Re: [RFC PATCH] printk: Introduce "store now but print later" prefix.

From: Tetsuo Handa <penguin-kernel@i-love.sakura.ne.jp>
To: Petr Mladek <pmladek@suse.com>
Cc: Sergey Senozhatsky <sergey.senozhatsky.work@gmail.com>,
	Sergey Senozhatsky <sergey.senozhatsky@gmail.com>,
	Steven Rostedt <rostedt@goodmis.org>,
	John Ogness <john.ogness@linutronix.de>,
	Andrew Morton <akpm@linux-foundation.org>,
	Linus Torvalds <torvalds@linux-foundation.org>,
	linux-kernel@vger.kernel.org
Subject: Re: [RFC PATCH] printk: Introduce "store now but print later" prefix.
Date: Tue, 05 Mar 2019 10:23:03 +0900	[thread overview]
Message-ID: <201903050123.x251N312025685@www262.sakura.ne.jp> (raw)
In-Reply-To: <20190304142339.mfno5mmjxxsrf47q@pathway.suse.cz>

Petr Mladek wrote:
> On Mon 2019-03-04 20:40:37, Tetsuo Handa wrote:
> > On 2019/03/04 12:22, Sergey Senozhatsky wrote:
> > > On (02/23/19 13:42), Tetsuo Handa wrote:
> > > [..]
> > >> This patch tries to address "don't lockup the system" with minimal risk of
> > >> failing to "print out printk() messages", by allowing printk() callers to
> > >> tell printk() "store $body_text_lines lines into logbuf but start actual
> > >> printing after $trailer_text_line line is stored into logbuf". This patch
> > >> is different from existing printk_deferred(), for printk_deferred() is
> > >> intended for scheduler/timekeeping use only.
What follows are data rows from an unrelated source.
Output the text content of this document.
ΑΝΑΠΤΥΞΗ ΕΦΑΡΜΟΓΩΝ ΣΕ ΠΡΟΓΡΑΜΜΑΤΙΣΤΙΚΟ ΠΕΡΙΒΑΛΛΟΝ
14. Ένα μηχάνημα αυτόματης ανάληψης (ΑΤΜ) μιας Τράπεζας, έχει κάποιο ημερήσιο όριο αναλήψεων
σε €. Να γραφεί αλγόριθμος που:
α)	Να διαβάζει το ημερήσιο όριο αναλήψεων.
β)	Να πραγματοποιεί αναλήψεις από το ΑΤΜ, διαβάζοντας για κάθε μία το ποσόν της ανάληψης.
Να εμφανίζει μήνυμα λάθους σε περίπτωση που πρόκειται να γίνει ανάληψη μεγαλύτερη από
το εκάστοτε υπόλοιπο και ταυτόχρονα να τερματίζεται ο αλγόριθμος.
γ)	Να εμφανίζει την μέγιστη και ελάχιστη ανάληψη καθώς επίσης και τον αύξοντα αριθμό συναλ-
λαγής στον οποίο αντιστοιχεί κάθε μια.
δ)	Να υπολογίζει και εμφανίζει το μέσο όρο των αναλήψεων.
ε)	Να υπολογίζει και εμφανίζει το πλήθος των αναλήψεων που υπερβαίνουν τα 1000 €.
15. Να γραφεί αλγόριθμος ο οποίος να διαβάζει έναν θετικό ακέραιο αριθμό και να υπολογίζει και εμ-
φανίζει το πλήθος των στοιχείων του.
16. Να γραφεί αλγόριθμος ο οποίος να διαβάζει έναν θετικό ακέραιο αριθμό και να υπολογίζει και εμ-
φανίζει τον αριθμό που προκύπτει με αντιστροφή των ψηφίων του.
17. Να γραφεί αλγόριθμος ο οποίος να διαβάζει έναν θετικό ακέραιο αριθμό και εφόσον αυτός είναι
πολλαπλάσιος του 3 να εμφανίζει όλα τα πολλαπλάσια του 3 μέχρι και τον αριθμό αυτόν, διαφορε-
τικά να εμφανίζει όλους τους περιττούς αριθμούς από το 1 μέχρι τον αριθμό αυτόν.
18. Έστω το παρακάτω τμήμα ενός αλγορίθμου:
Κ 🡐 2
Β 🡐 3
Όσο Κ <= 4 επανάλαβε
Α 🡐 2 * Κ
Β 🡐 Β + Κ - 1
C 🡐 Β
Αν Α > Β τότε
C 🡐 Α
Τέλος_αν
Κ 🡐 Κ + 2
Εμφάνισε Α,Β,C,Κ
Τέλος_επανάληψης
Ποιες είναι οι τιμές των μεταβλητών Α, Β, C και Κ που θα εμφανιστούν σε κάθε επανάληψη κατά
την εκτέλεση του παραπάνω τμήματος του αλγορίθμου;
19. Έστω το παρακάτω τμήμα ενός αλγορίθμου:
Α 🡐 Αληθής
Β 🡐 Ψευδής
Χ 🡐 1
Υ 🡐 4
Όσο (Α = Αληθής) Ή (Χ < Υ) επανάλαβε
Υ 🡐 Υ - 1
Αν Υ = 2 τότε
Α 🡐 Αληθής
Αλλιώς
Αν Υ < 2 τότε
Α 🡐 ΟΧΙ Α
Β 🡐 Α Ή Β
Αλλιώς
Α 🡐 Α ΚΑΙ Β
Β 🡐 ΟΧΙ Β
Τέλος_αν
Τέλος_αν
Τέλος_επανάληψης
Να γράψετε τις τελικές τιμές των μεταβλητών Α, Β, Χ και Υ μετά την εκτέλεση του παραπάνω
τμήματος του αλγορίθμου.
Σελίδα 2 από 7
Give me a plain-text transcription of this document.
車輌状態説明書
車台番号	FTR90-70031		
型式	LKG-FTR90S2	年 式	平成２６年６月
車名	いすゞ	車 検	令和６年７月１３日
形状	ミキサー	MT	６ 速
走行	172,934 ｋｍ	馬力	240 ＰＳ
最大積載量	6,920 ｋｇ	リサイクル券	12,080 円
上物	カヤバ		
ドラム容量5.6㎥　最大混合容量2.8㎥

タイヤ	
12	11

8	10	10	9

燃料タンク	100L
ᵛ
Moreover, what this patch
> > >> wants to do is "do not try to print out printk() messages as soon as
> > >> possible", for accumulated stalling period cannot be decreased if
> > >> printk_deferred() from e.g. dump_tasks() from out_of_memory() immediately
> > >> prints out the messages. The point of this patch is to defer the stalling
> > >> duration to after leaving the critical section.
> > > 
> > > We can export printk deferred, I guess; but I'm not sure if it's going
> > > to be easy to switch OOM to printk_deferred - there are lots of direct
> > > printk callers: warn-s, dump_stacks, etc; it might even be simpler to
> > > start re-directing OOM printouts to printk_safe buffer.
> 
> Exactly. OOM calls many functions that are called also in other situations.
> The async messages are not pushed to the console unless someone calls
> a non-async printk.
> 
> How do you want to guarantee that the non-async printk will get called
> in all situations? The async printk() API is too error-prone.

I'm suggesting to use a non-async printk() for $trailer_text_line line. I think
that changing all printk() called from out_of_memory() to async is doable, if
the caller of out_of_memory() wakes up a dedicated kthread described below.

> 
> 
> > I confirmed that printk_deferred() is not suitable for this purpose, for
> > it suddenly stalls for seconds at random locations flushing pending output
> > accumulated by printk_deferred(). Stalling inside critical section (e.g.
> > RCU read lock held) is what I don't like.
> 
> I still do not see why your async printk should be significantly
> better than printk_deferred(). There is still a random victim
> that would be responsible to flush the messages.

I consider that a non-async printk() (or wake up a dedicated kthread) after
a series of async printk() is better than printk_deferred() because the caller
of a non-async printk() can control when to flush the messages.

> 
> It might increase the chance that it will get printed from
> normal context. But it also adds the risk that consoles
> will not get handled at all.

This "store now but print later" prefix does not decrease the chance of
failing to print, unless the messages are dropped due to out of logbuf space.
Out of logbuf space should be handled by how to keep enough interval between
calling an event that calls many printk().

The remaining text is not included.